Le désert. Je sens les grains de sable qui roulent sur ma peau ; rêches, brûlants, brillants. J’en prends une poignée. Debout entre les dunes, un vent chaud chante ; je laisse s’échapper le filet jaune-orangé. Bientôt la source se tarit. Avec tristesse, je découvre ma paume et cette poussière ocre que le sirocco emporte. Je frissonne. Je frissonne, car je ne pensais pas que je reviendrais un jour ici.

Imbécile ! Qu’espérais-tu lorsque tu as aperçu plus tôt ce bout de terre calcinée par le soleil ?

Je regarde mes mains. Elles sont puissantes, meurtrières et si fragiles en même temps. Je referme le poing et le frappe.

Est-ce une hésitation ?

Il me sourit puis vole en éclat. Figé, son visage de sel retombe dans le sable avant de se désagréger, cependant que le vent se charge d’en disperser les cristaux. En cet instant, je me déteste, si j’en étais capable je m’arracherais le cœur. Nous sommes irréconciliables, à jamais, et cette figure brisée, qui gît à flanc de dune, est là pour me le rappeler.

Mais assez perdu de temps, je dois découvrir pourquoi je me retrouve en ce lieu. Les yeux tournés vers le levant, je la vois, majestueuse, point éternel dans un désert toujours en mouvement, la tour des Mille Vents. J’ignore si j’y trouverai ce que je suis venu chercher. Cependant, faute de mieux, je m’y rends. En chemin, je croise quelques ombres égarées ; échos inoffensifs d’obscurs voyageurs qui l’auront traversé des éons auparavant. Parfois, ils me saluent, alors j’en fais autant en retour. Personne ne sait si elles ont ou non une conscience, mais la politesse n’a jamais assassiné quiconque.

Je marche ainsi sans que jamais la tour ne paraisse grandir, quand soudain j’aperçois la silhouette noire d’un camp dressé au milieu duquel brûlerait un bûcher. Dans ma poitrine éthérée, je sens mon cœur se serrer ; trop de souvenirs sont ravivés. J’ai envie de pleurer, pourtant le moment est mal choisi. Alors je me mords le poing jusqu’au sang. Mais la douleur physique atténue à peine le spleen qui me terrasse.

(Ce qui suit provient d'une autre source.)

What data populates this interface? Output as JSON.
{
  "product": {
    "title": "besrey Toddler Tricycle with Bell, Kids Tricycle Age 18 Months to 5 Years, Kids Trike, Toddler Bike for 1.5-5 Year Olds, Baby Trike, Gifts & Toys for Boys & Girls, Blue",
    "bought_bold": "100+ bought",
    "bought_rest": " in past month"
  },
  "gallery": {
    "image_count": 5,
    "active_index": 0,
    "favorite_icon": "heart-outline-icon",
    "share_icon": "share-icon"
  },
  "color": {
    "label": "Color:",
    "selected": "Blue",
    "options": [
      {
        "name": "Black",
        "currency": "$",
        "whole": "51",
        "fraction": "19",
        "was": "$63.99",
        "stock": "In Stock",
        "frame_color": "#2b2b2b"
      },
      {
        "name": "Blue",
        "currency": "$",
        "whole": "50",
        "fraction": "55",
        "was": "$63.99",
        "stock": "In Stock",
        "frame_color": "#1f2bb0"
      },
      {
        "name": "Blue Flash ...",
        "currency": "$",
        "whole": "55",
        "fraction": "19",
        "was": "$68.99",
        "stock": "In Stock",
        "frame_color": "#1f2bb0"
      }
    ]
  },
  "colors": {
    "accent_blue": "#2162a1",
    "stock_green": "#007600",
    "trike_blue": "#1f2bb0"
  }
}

Pourquoi en est-il semblablement ?

Je referme encore plus fort mes mâchoires, je peux presque entendre mes crocs heurter les os de mes phalanges. Je m’arrête. La douleur est insupportable ; je hurle. Le chagrin, qui m’envahissait reflue, et la sensation de cauchemar s’efface à la limite de ce que je peux endurer. Je profite aussitôt de ce répit pour me précipiter, autant que le sable traître du désert me le permet, vers ce campement dont j’aperçois la silhouette au loin. Le chemin me semble interminable, chacun de mes pas me paraît toujours plus lourd, comme si un démon s’amusait à poser, à chaque enjambée, un nouveau poids sur mes épaules. Cependant, je ne renonce pas, même lorsque je m’enfonce dans un trou et que les grains referment leurs terribles mâchoires à hauteur de mes genoux.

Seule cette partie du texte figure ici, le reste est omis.